Side note, Linda Perry has also written for Pink and Gwen Stefani two artists that have featured on this list already and will both feature again before it ends, so I do find an affinity with her writing style, I think she is an amazing songwriter, often forgotten, overshadowed by the artists she writes for, I just wanted to take a moment to show some appreciation.
The idea that Sleeping In The Nothing is actually about LGBT relationships though for me is only reinforced by some of the other track titles, 'Secret Lover' in particular is putting it right out there in no uncertain terms it's about hidden relationships, but also 'Suburbia' a title which I take as a nod to the Pet Shop Boys, but the lyrics "In your dreams you're fabulous, But in your life, ridiculous, See Alice had to go to Wonderland, To sip upon the tea that left her in a trance, yeah" these lyrics to me epitomise the mentality of a closeted gay guy who struggles with the duality of maintaining an internal and external persona that diverges so significantly, but the lyrics go on "Life for you is just a great big game, You have no control and all you feel is shame, Don't try to numb the pain, Tomorrow comes and you will be OK" I don't know how much more obvious I can make this analogy but that word "shame" to me is the key to the meaning of the song, the idea that you have to conform and fit in and accept the uniformity, with "suburban life" being a metaphor for society's expectations.
My favourite track on the album however is 'Save Me' which has the most meaning for me personally.

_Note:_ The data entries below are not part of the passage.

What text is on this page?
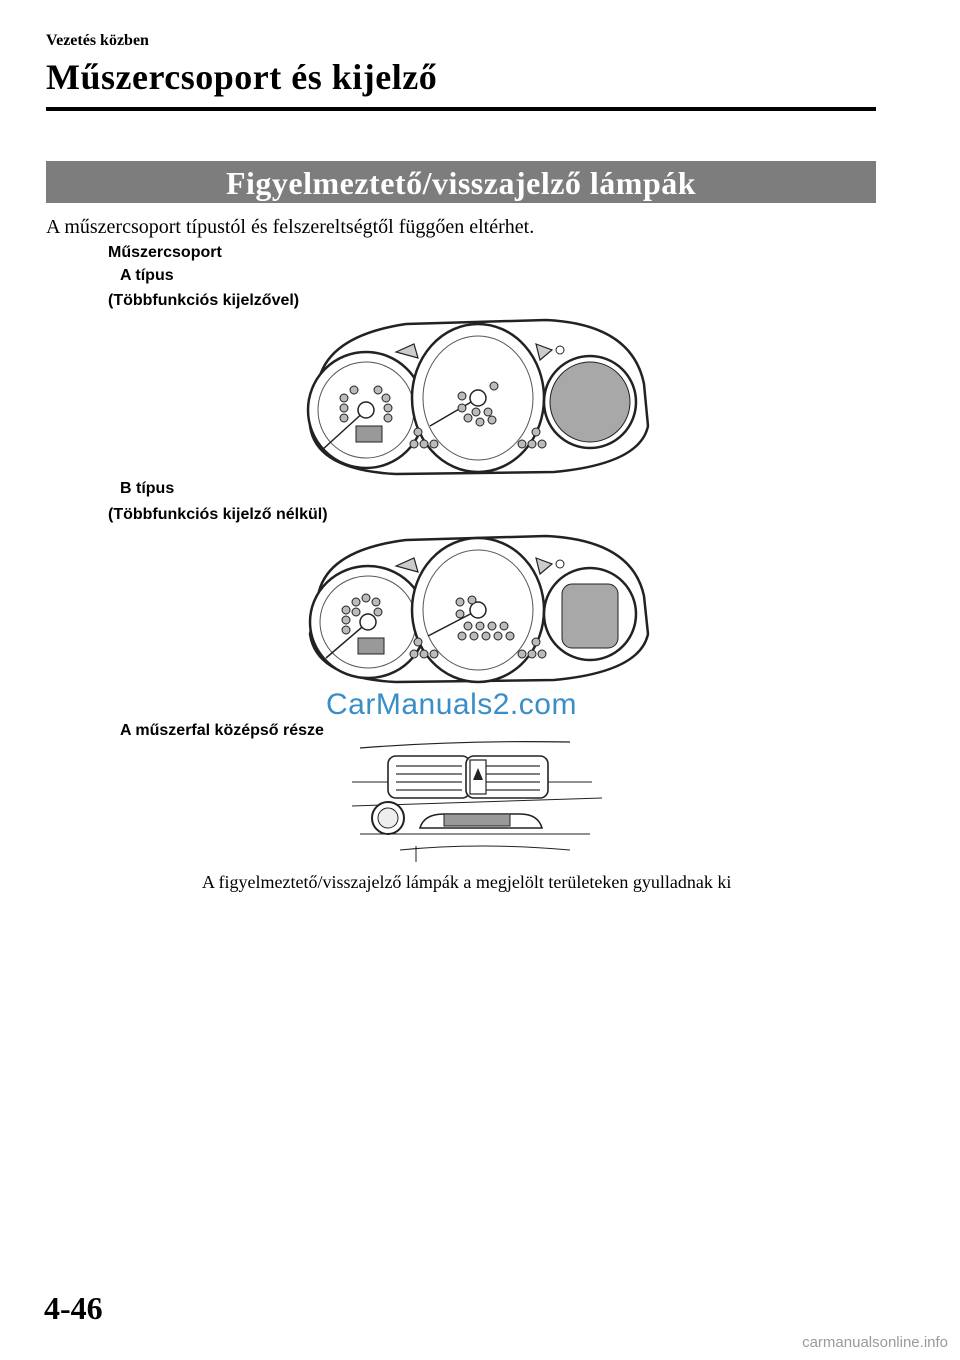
Vezetés közben
Műszercsoport és kijelző
Figyelmeztető/visszajelző lámpák
A műszercsoport típustól és felszereltségtől függően eltérhet.
Műszercsoport
A típus
(Többfunkciós kijelzővel)
B típus
(Többfunkciós kijelző nélkül)
CarManuals2.com
A műszerfal középső része
A figyelmeztető/visszajelző lámpák a megjelölt területeken gyulladnak ki
4-46
carmanualsonline.info
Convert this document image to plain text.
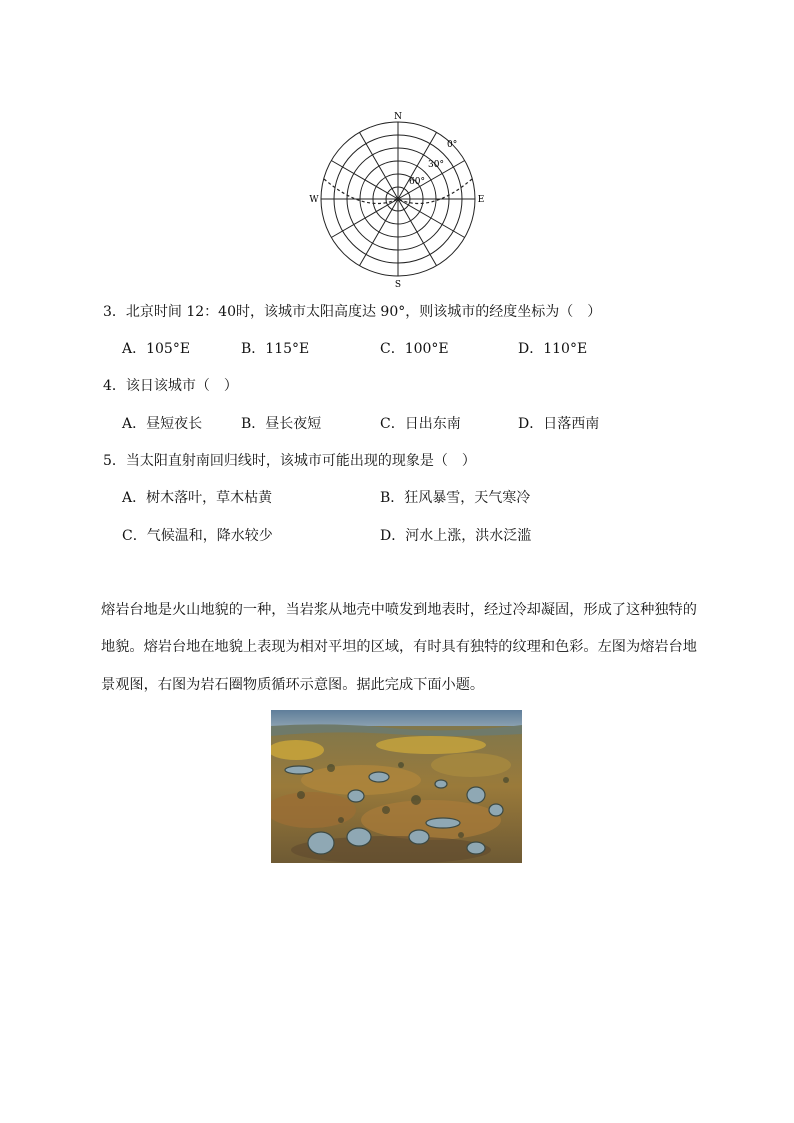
N
S
E
W
0°
30°
60°
3．北京时间 12：40时，该城市太阳高度达 90°，则该城市的经度坐标为（　）
A．105°E	B．115°E	C．100°E	D．110°E
4．该日该城市（　）
A．昼短夜长	B．昼长夜短	C．日出东南	D．日落西南
5．当太阳直射南回归线时，该城市可能出现的现象是（　）
A．树木落叶，草木枯黄	B．狂风暴雪，天气寒冷
C．气候温和，降水较少	D．河水上涨，洪水泛滥
熔岩台地是火山地貌的一种，当岩浆从地壳中喷发到地表时，经过冷却凝固，形成了这种独特的
地貌。熔岩台地在地貌上表现为相对平坦的区域，有时具有独特的纹理和色彩。左图为熔岩台地
景观图，右图为岩石圈物质循环示意图。据此完成下面小题。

It speaks to the feeling that your internal struggle is blatantly obvious to other people, but nobody cares. That you can feel anger against the people around you for not acknowledging the misery that the environment they created is destroying your soul and they don't offer you any help. If you needed any further speculation that this album was about LGBT life, in 'Save Me' the lyrics read "All of my life I've locked away my feelings, And all of this time I've been living a lie, I was so afraid, Pathetically misleading, It was my empty space, a need to fill my void" you can't get much more explicit in spelling out the idea that this whole album is about oppression and repression and how toxic it can be.
The lyric that always stayed with me was "When you looked in my eyes You knew I needed saving, And when you saw me getting high Why didn't you come save me?" because that above anything else encapsulated the feeling of despair and abandonment and rejection by society, the downward self destructive spiral and the path to unending darkness that it leads to, and how when you are so vulnerable and can't reach out to people out of paralysing fear you move ever closer to that eternal darkness and feel like not only do people see it, but that they watch it expecting you to die for their amusement.
I did say Kelly dabbled in darkness and that Sleeping In The Nothing manages to do that perfectly, there is no screaming rage on this album, the closest thing you get to an explicit expression of anger comes in 'Don't Touch Me When I'm Sleeping' perhaps the darkest track on the album, yet the album still manages to capture the emotion and the feeling of emptiness that it creates. Sleeping In The Nothing is more about self expression and discontent than anything else. This album is another one of those albums that will remain in my library that I can't see myself ever getting rid of, that I still use as a go-to when I need to process the emotions that I associate with it.